Первая пьеса – «Ундервуд» – увидела сцену ленинградского Театра юного зрителя в 1929-м. Репутацию отменного детского драматурга подтвердил «Клад», который шел с заметным успехом. К началу Великой Отечественной на его счету уже – «Голый король», «Снежная королева», «Тень» и «Сказка о потерянном времени». Все перемешалось – Перро, Андерсен и собственные сюжеты. Так и было задумано. Целый репертуар отличного детского театра. К тому времени уже сложился шварцевский стиль.
Одну из лучших своих пьес он писал в годы войны, в голодной кутерьме, в эвакуации. Это «Дракон» – аллегорическая сказочная драма, которая, наверное, и могла появиться только во времена Гитлера… Хотя притча о диктаторе и народе годится для любого контекста и любого времени.
Боязливая цензура со скрипом принимала «Дракона». Премьеру в ленинградском театре Комедии закрыли после первого представления. До 1962-го постановки «Дракона» не допускались. Там много по-настоящему зоркой сатиры – не прямолинейной, утонченной и от этого еще более острой. И сложный разговор о душе человека, об инстинктах общества.

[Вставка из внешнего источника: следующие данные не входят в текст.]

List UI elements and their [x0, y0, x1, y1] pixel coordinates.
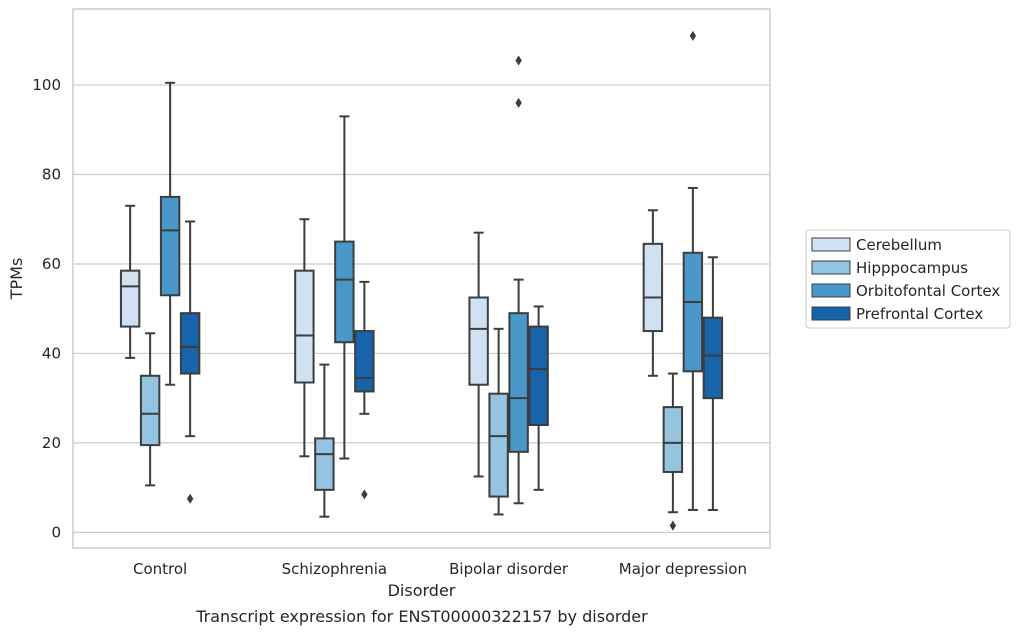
outlier-point [669, 520, 677, 531]
box-iqr [314, 437, 335, 491]
box-iqr [642, 242, 664, 333]
series-prefrontal-cortex [179, 220, 724, 511]
y-tick-label: 60 [42, 255, 61, 273]
legend-label: Orbitofontal Cortex [856, 282, 1000, 300]
box-iqr [139, 374, 161, 447]
y-tick-label: 80 [42, 166, 61, 184]
series-hipppocampus [139, 327, 684, 531]
box [139, 332, 161, 487]
outlier-point [186, 493, 194, 504]
chart-caption: Transcript expression for ENST0000032215… [195, 607, 648, 626]
x-tick-label: Major depression [619, 560, 747, 578]
box-iqr [508, 312, 529, 453]
x-tick-label: Bipolar disorder [449, 560, 569, 578]
legend-swatch [811, 237, 851, 252]
series-orbitofontal-cortex [159, 30, 704, 511]
outlier-point [515, 97, 522, 108]
box-iqr [488, 392, 509, 498]
legend-swatch [811, 260, 851, 275]
box [642, 209, 664, 377]
box-iqr [159, 195, 181, 297]
plot-area [72, 8, 771, 549]
legend: Cerebellum Hipppocampus Orbitofontal Corte… [805, 229, 1011, 329]
y-tick-label: 100 [32, 76, 61, 94]
box [294, 218, 315, 458]
x-axis-ticks: Control Schizophrenia Bipolar disorder Majo… [133, 560, 747, 578]
outlier-point [361, 489, 368, 500]
box [159, 81, 181, 386]
box [468, 231, 489, 478]
box-iqr [468, 296, 489, 386]
x-axis-title: Disorder [388, 581, 456, 600]
box-iqr [119, 269, 141, 328]
box-series-layer [119, 30, 724, 531]
x-tick-label: Schizophrenia [282, 560, 387, 578]
box-iqr [179, 312, 201, 375]
box [662, 372, 684, 531]
outlier-point [689, 30, 697, 41]
y-tick-label: 0 [51, 523, 61, 541]
box-iqr [682, 251, 704, 373]
box-iqr [294, 269, 315, 384]
box-iqr [354, 330, 375, 393]
legend-swatch [811, 283, 851, 298]
x-tick-label: Control [133, 560, 187, 578]
box [119, 204, 141, 359]
y-axis-title: TPMs [7, 258, 26, 301]
legend-label: Prefrontal Cortex [856, 305, 983, 323]
box [682, 30, 704, 511]
box [702, 256, 724, 511]
y-tick-label: 20 [42, 434, 61, 452]
box-iqr [334, 240, 355, 344]
y-axis-ticks: 0 20 40 60 80 100 [32, 76, 61, 541]
box-iqr [662, 406, 684, 473]
outlier-point [515, 55, 522, 66]
box [488, 327, 509, 516]
box [528, 305, 549, 491]
box [354, 280, 375, 500]
box [508, 55, 529, 505]
legend-label: Cerebellum [856, 236, 942, 254]
y-tick-label: 40 [42, 344, 61, 362]
legend-label: Hipppocampus [856, 259, 968, 277]
box [314, 363, 335, 518]
legend-swatch [811, 306, 851, 321]
box-iqr [528, 325, 549, 426]
box [334, 115, 355, 460]
legend-frame [805, 229, 1011, 329]
series-cerebellum [119, 204, 664, 478]
box [179, 220, 201, 504]
box-iqr [702, 316, 724, 400]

Вот рассуждает сам Дракон – великий циник: «Человеческие души, любезный, очень живучи. Разрубишь тело пополам – человек околеет. А душу разорвешь — станет послушней, и только. Нет, нет, таких душ нигде не подберешь. Только в моем городе. Безрукие души, безногие души, глухонемые души, цепные души, легавые души, окаянные души. Знаешь, почему бургомистр притворяется душевнобольным? Чтобы скрыть, что у него и вовсе нет души. Дырявые души, продажные души, прожженные души, мертвые души».

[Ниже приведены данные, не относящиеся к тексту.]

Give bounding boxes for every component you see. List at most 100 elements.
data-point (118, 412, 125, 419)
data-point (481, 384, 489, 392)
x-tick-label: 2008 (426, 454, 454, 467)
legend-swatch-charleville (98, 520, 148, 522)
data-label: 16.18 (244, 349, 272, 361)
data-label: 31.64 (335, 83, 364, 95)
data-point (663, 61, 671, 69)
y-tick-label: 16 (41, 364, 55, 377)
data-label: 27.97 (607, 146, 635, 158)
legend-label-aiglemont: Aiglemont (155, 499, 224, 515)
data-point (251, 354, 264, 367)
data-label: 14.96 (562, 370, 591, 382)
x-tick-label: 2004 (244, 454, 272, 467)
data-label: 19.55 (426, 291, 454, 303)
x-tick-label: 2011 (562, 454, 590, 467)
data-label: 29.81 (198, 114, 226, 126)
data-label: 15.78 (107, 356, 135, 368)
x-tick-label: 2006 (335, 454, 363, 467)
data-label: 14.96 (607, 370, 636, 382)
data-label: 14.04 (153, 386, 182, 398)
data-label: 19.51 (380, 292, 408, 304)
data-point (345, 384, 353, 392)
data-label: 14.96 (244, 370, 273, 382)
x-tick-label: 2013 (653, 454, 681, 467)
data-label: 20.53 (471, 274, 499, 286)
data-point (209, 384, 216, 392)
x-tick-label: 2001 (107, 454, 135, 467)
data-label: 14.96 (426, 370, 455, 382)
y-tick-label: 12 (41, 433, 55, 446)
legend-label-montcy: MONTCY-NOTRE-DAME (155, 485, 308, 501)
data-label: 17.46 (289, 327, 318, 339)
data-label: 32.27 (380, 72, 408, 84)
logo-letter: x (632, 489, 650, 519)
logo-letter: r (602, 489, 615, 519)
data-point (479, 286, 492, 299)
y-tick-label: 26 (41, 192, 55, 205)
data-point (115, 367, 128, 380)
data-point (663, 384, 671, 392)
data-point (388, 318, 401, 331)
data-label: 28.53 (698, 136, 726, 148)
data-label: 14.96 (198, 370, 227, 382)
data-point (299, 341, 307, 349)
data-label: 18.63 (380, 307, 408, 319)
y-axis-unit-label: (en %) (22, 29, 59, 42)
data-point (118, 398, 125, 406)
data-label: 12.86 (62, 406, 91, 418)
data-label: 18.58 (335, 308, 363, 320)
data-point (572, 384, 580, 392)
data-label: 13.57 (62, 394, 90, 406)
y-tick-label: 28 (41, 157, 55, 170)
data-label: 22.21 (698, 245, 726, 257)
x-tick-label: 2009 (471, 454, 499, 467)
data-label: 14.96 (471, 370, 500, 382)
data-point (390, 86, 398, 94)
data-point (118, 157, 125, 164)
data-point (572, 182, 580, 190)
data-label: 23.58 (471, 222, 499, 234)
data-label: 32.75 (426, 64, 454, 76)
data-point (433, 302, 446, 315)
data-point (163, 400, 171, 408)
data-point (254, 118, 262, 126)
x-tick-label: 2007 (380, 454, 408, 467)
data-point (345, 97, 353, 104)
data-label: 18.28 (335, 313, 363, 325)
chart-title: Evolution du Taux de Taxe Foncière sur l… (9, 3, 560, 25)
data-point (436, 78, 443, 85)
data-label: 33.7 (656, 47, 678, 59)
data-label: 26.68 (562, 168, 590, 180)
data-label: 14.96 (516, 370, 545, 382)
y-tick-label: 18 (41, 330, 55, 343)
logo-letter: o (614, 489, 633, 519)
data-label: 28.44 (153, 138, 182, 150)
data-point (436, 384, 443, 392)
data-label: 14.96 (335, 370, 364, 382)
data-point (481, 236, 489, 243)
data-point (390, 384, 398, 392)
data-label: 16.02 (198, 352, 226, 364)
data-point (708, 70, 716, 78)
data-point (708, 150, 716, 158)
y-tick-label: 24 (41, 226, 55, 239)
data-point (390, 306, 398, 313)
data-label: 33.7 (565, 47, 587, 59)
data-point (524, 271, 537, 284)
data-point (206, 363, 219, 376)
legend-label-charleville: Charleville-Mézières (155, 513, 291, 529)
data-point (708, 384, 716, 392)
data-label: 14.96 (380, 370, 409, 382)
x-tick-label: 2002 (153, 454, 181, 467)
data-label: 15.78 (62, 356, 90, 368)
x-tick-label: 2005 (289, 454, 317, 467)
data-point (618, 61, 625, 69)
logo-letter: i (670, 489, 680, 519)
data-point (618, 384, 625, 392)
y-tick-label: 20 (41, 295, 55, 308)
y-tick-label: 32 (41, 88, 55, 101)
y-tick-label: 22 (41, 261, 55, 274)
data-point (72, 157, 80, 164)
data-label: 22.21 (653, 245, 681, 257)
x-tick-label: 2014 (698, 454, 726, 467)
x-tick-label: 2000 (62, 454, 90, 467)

Кажется, победить такого Дракона невозможно. Он – в нас, в человеческой слабости. И все-таки герои одолевают его… Беспросветных финалов Шварц не любил. Как и слишком оптимистичных.
Классический Шварц – это аллюзии и аллегории, эзопов язык и проникновение в художественные миры разных эпох. При этом прорывается и голос автора – грустного ирониста, не разучившегося впадать в сентиментальность и романтику. У таких пьес как минимум три измерения – для взрослых, детей и взрослых детей.
Такова его пьеса «Обыкновенное чудо». Этот разговор о любви в России памятен каждому – по двум экранизациям, по многим спектаклям, по книгам. О том, с каким чувством, с какой высокой меркой Шварц относился к «Обыкновенному чуду», можно судить по одному лаконичному его признанию: «Эту пьесу я очень люблю, прикасаюсь к ней с осторожностью и только в такие дни, когда чувствую себя человеком».
«Слава храбрецам, которые осмеливаются любить, зная, что всему этому придет конец. Слава безумцам, которые живут себе, как будто они бессмертны», – это как рыцарский девиз. А по репликам короля из той же пьесы до сих пор можно распознавать начальственную дурь…
Экранизации произведений Шварца оставались важным явлением и через много лет после его смерти, в 1970–1980-е, когда за дело взялся режиссер Марк Захаров. Эти фильмы и в наше время не страдают от отсутствия зрительского внимания.